Microsoft isn't forcing developers to incorporate ten million selling motion sensing add-on Kinect into their games, it's insisted.
But Microsoft believes that if developers do make their games Kinect-enabled, gamers will "embrace" them.
That's the verdict of Dennis Durkin, Corporate Vice President and Chief Operating and Financial Officer of Microsoft's Interactive Entertainment Business, who told Eurogamer's US brethren IndustryGamers that developers are now "experimenting" with multiple control methods for their games.
"I don't think we're trying to put any input paradigm, enforce that on anyone, unless it's better," he said.

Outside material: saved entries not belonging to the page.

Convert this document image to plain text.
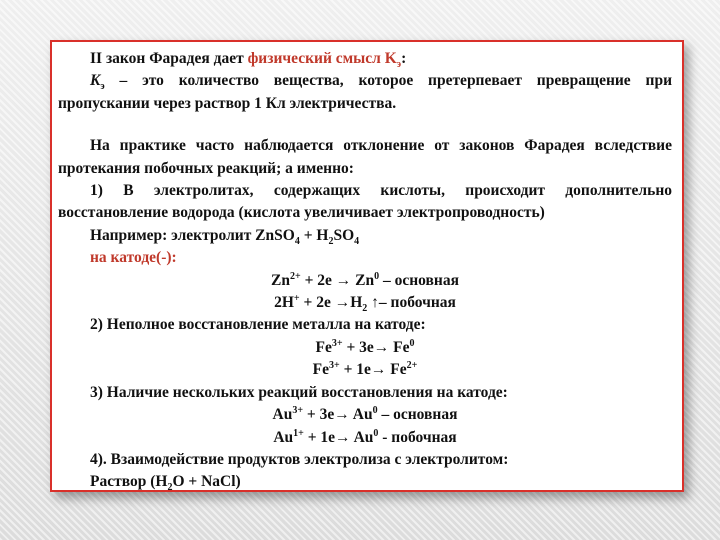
II закон Фарадея дает физический смысл $K_э$:

$K_э$ – это количество вещества, которое претерпевает превращение при пропускании через раствор 1 Кл электричества.

На практике часто наблюдается отклонение от законов Фарадея вследствие протекания побочных реакций; а именно:

1) В электролитах, содержащих кислоты, происходит дополнительно восстановление водорода (кислота увеличивает электропроводность)

Например: электролит ZnSO$_4$ + $H_2SO_4$

на катоде(-):

$Zn^{2+} + 2e \to Zn^0$ – основная

$2H^+ + 2e \to H_2$ ↑– побочная

2) Неполное восстановление металла на катоде:

$Fe^{3+} + 3e\to Fe^0$

$Fe^{3+} + 1e\to Fe^{2+}$

3) Наличие нескольких реакций восстановления на катоде:

$Au^{3+} + 3e\to Au^0$ – основная

$Au^{1+} + 1e\to Au^0$ - побочная

4). Взаимодействие продуктов электролиза с электролитом:

Раствор ($H_2O$ + NaCl)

"We're not trying to force anything. If people want to do it and they think it enhances the experience, I think consumers will embrace it and they'll do it, but that's the bar that they'll expect.
"And there will be a bunch of experimentation, some of it will work and some of it won't. The things that work, people will emulate and they'll chase and the things that don't, people will try other experiments."
At E3 last month Microsoft announced a raft of Kinect-fuelled Xbox 360 games, including Mass Effect 3, Minecraft, Ryse and Fable: The Journey.
The list of games is evidence, Durkin said, of experimentation within development.
"You're seeing experimentation with voice. You saw it with gunsmith inside the Tom Clancy world, which used both voice and gestures. And you saw head tracking inside of Forza.
"So there's all this experimentation that's happening across that spectrum, and all those people are trying to make whatever experience it is - whether it's a soldier's experience in Ghost Recon, whether it's a driver's experience in Forza... whatever kind of experience it is, it's just to try to make that experience better and easier for that user."